Sudah sejak Juni 1957, rakyat berbondong² melaksanakan pelbagai proyek dengan semangat mapalus (gotong-royong). Lebih dari 100 orang desa Tompaso, Amurang, Radey, Sapa, Tenga, Pakuweru dan Pakuure berhasil membangun jalan 6 km yang menghubungkan desa² itu. Jalan antara Manado dan Tomohon sepanjang 25 km pun mulai ditingkatkan dan diperlebar. Dengan bantuan TNI, rakyat berhasil membangun jalan yang menghubungkan Kinalawiran dan Tompaso Baru di Minahasa Selatan.

Pada akhir tahun 1957 rute Manado - Kawangkoan - Amurang - Tompaso Baru - Modoinding - Modayag - Kotamobagu sudah dapat ditempuh dengan mobil dalam waktu 3½ - 4 jam. Jarak sebelumnya memakan waktu sehari penuh. Jembatan² yang rusak dan tua antara Poigar di Minahasa Selatan dan Inobonto melalui pesisir pantai utara Bolaang Mongondow diganti atau diperlebar dan dialas dengan kayu² besi yang banyak ditemui di daerah ini. Jalan antara Inobonto - Kotamobagu diperbaiki dan diperlebar, begitu pula pada tempat² tertentu.

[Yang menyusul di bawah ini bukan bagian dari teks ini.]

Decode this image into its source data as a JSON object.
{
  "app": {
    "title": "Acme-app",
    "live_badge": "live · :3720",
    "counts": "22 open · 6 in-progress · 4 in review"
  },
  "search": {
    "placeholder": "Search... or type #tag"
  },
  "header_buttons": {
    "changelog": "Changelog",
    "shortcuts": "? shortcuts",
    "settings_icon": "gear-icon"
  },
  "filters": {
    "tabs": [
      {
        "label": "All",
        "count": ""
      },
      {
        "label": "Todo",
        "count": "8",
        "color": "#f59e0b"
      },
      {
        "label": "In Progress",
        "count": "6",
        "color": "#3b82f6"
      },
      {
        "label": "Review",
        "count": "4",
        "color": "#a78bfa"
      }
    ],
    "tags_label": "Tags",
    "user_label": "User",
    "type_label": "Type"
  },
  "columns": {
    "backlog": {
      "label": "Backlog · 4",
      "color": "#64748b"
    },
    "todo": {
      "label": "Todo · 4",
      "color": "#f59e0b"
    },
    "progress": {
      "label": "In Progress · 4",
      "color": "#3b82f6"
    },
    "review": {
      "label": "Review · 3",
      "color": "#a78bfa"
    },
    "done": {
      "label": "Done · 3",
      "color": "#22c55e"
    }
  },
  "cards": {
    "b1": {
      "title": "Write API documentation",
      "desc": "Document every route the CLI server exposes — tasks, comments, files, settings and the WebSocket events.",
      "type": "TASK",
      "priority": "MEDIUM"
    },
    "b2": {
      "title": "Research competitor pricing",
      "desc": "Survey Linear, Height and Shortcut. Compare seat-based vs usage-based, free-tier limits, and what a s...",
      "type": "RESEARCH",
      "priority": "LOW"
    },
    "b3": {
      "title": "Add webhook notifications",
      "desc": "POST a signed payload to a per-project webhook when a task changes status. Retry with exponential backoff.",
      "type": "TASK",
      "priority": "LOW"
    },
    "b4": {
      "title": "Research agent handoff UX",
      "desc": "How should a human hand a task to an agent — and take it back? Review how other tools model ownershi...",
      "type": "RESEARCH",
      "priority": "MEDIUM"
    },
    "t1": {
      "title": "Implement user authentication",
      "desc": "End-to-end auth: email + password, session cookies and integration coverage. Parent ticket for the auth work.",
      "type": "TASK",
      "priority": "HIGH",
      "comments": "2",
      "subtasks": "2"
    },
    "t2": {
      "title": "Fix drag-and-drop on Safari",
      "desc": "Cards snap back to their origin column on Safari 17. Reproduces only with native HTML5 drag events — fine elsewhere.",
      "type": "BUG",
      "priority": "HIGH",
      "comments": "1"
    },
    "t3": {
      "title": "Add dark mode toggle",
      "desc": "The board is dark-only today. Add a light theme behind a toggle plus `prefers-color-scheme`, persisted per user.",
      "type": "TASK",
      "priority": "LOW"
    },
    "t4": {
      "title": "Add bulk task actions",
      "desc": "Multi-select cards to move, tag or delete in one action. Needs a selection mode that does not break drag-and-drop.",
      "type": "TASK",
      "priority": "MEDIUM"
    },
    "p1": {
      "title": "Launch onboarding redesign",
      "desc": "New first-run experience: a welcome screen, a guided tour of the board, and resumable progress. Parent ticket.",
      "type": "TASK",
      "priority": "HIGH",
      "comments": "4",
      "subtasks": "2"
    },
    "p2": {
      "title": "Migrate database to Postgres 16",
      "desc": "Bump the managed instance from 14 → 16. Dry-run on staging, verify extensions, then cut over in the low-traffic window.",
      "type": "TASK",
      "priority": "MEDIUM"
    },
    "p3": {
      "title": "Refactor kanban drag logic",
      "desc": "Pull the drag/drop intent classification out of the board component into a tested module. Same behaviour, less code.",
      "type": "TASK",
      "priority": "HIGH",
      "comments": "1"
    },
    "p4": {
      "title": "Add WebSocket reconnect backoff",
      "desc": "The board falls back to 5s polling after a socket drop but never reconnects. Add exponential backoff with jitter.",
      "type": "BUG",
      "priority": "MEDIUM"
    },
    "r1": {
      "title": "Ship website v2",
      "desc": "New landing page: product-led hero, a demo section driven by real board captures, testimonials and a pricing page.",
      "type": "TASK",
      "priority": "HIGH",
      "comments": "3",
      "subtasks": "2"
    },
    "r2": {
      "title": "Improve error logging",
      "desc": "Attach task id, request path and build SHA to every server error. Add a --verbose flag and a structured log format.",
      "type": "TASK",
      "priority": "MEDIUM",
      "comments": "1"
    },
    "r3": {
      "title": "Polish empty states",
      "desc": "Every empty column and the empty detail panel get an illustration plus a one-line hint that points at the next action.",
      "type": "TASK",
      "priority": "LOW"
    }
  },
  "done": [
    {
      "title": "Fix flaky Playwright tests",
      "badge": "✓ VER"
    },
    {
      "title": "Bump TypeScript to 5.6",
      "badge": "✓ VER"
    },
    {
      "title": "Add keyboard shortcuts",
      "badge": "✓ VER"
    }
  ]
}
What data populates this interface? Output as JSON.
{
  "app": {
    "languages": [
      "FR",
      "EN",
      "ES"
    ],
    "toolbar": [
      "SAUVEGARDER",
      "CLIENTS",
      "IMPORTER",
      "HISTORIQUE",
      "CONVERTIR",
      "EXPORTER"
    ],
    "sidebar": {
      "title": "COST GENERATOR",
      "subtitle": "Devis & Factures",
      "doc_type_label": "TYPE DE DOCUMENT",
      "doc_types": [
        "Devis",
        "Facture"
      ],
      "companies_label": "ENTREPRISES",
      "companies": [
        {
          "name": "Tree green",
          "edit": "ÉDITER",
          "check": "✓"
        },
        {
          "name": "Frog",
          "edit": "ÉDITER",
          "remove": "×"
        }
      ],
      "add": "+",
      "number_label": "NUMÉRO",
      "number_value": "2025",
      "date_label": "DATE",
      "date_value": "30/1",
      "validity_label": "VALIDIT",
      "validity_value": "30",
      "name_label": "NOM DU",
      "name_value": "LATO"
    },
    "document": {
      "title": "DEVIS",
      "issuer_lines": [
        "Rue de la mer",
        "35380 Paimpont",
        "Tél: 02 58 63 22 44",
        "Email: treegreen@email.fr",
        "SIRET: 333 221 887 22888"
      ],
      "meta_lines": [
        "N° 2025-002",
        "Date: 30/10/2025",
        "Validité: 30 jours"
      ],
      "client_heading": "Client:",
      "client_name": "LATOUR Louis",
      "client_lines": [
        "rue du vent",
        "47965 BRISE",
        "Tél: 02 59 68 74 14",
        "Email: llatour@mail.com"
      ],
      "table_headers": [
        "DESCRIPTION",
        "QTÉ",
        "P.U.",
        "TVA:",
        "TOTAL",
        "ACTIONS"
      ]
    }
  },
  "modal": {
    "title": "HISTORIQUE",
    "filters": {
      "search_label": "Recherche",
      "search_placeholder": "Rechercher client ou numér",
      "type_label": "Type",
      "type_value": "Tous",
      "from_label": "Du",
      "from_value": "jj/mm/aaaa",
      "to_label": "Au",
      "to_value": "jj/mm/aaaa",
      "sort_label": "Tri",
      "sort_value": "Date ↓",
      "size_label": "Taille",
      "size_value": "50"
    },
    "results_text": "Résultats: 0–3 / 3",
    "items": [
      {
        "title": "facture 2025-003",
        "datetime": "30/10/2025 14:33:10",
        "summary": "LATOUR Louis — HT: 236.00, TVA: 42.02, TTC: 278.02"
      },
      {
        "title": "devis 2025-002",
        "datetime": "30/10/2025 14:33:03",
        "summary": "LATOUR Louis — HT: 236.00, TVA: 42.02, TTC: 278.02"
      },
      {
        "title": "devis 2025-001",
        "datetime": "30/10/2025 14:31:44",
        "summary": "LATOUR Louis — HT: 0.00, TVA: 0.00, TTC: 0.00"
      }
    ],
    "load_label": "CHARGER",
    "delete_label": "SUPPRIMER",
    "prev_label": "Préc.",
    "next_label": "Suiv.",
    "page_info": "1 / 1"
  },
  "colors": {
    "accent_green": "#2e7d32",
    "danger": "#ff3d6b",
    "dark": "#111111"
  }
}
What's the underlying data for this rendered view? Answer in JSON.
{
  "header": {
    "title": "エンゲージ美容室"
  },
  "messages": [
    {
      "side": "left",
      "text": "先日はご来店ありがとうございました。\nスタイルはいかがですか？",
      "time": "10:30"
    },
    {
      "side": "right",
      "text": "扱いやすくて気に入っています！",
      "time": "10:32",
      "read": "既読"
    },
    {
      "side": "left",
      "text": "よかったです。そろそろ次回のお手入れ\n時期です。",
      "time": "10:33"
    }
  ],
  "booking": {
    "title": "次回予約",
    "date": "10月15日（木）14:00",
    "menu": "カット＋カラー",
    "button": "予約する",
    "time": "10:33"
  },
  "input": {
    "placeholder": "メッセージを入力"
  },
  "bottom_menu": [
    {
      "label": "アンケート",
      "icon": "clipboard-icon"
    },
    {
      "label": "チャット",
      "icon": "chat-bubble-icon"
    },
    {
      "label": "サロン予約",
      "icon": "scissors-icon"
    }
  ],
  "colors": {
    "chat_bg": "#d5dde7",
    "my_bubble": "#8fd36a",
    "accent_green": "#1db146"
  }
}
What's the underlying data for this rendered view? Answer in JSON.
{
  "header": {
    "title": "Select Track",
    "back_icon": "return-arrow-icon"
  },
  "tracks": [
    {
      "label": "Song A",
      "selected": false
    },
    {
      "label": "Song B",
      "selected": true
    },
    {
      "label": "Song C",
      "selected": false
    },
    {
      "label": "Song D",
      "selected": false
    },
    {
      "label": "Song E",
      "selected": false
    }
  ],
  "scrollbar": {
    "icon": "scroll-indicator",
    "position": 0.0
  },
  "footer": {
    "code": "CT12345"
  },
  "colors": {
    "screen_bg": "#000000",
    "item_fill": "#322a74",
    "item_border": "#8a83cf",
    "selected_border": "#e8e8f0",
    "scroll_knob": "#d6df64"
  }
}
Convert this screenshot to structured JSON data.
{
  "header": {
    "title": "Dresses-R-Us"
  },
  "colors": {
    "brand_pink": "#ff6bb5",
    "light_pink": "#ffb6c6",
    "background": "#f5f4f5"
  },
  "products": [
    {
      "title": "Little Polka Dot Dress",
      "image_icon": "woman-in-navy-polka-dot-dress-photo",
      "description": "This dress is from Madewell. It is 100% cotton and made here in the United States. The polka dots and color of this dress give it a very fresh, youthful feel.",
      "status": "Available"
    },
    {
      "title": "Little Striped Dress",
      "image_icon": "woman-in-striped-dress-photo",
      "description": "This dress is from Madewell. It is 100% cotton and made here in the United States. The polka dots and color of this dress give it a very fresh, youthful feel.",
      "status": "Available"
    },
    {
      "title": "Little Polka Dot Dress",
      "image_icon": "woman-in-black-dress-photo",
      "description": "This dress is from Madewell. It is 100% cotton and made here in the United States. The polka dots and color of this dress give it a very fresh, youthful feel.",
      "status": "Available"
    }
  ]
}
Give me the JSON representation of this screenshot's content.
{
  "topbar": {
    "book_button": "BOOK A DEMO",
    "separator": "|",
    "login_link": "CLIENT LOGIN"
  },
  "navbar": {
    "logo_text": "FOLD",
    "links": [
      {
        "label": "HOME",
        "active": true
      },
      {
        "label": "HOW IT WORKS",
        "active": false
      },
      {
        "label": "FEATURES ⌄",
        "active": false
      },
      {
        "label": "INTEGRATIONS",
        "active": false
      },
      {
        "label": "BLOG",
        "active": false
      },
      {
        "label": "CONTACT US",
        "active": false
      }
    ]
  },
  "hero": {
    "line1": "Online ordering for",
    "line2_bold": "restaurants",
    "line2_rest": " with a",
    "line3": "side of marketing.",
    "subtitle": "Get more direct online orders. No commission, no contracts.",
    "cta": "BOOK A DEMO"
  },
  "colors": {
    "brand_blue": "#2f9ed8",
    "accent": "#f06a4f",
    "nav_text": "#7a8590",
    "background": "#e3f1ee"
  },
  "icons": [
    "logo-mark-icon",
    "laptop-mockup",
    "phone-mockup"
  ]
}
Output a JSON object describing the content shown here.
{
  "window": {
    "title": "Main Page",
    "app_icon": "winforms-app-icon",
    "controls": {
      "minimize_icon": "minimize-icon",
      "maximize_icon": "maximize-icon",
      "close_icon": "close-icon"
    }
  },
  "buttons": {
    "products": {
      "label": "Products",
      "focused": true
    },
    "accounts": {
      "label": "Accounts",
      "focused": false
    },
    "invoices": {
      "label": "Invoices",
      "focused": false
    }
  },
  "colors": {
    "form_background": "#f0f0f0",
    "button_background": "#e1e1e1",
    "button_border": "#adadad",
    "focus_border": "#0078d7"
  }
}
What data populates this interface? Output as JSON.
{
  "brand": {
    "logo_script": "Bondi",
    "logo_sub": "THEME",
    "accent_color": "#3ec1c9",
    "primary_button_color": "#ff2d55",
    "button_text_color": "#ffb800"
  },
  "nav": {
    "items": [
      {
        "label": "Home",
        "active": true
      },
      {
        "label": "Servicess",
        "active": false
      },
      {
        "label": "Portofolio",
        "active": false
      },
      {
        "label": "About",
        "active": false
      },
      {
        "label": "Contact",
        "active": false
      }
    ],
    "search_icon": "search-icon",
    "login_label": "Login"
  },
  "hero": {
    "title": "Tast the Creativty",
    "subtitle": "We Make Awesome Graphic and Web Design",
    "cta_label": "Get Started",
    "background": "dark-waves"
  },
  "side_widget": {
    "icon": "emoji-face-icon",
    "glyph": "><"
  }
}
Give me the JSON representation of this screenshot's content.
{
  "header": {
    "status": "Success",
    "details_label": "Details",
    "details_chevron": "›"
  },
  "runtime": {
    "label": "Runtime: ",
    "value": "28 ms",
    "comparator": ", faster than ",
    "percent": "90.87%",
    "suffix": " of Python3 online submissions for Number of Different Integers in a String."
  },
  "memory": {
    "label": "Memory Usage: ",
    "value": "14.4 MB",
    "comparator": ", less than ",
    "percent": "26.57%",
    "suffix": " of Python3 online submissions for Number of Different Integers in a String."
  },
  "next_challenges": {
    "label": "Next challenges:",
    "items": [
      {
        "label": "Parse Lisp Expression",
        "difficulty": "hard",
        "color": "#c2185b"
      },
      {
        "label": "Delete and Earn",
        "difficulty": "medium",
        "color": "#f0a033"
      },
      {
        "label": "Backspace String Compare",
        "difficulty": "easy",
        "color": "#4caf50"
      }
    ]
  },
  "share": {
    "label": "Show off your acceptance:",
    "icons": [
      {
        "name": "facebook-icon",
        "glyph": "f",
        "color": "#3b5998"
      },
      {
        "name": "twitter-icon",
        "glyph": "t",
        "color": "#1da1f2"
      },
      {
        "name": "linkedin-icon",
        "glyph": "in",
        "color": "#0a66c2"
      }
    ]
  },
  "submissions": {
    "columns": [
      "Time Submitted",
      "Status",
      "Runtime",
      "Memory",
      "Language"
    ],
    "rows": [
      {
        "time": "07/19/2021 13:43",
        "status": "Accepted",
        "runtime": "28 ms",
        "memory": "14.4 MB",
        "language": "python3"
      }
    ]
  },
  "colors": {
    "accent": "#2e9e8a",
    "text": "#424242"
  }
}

Juga dibuat ponton² yang lebih kuat yang dapat dilalui alat angkut bermuatan penuh, sehingga jalan dapat digunakan untuk melancarkan pengangkutan hasil rakyat yang sangat membantu usaha peningkatan kesejahteraan rakyat di Gorontalo.

Pada awal tahun 1958, jarak Manado- Inobonto-Boroko-Atinggola-Kwandang - Gorontalo sepanjang ±300 km, sudah dapat dilalui dengan kendaraan truk dalam waktu 17 jam.

Bupati Kepala Daerah Minahasa Laurens F. Saerang berhasil melaksanakan crash program pelebaran jalan raya dan pembuatan jalan² desa termasuk gang², sehingga dapat dilalui kendaraan bermotor. Dengan alat² sederhana, tetapi dengan semangat yang tinggi, penduduk dapat melaksanakan pekerjaan pelebaran jalan atau pembuatan jalan baru tanpa menuntut upah.

Pada waktu² makan, kaum ibu sudah siap menyajikan makanan dan minuman (saguer). Kepada petugas teknis dari instansi pemerintah yang memberi petunjuk dan bimbingan dengan para pekerja sukarela disuguhi makan dan minum oleh para ibu setempat.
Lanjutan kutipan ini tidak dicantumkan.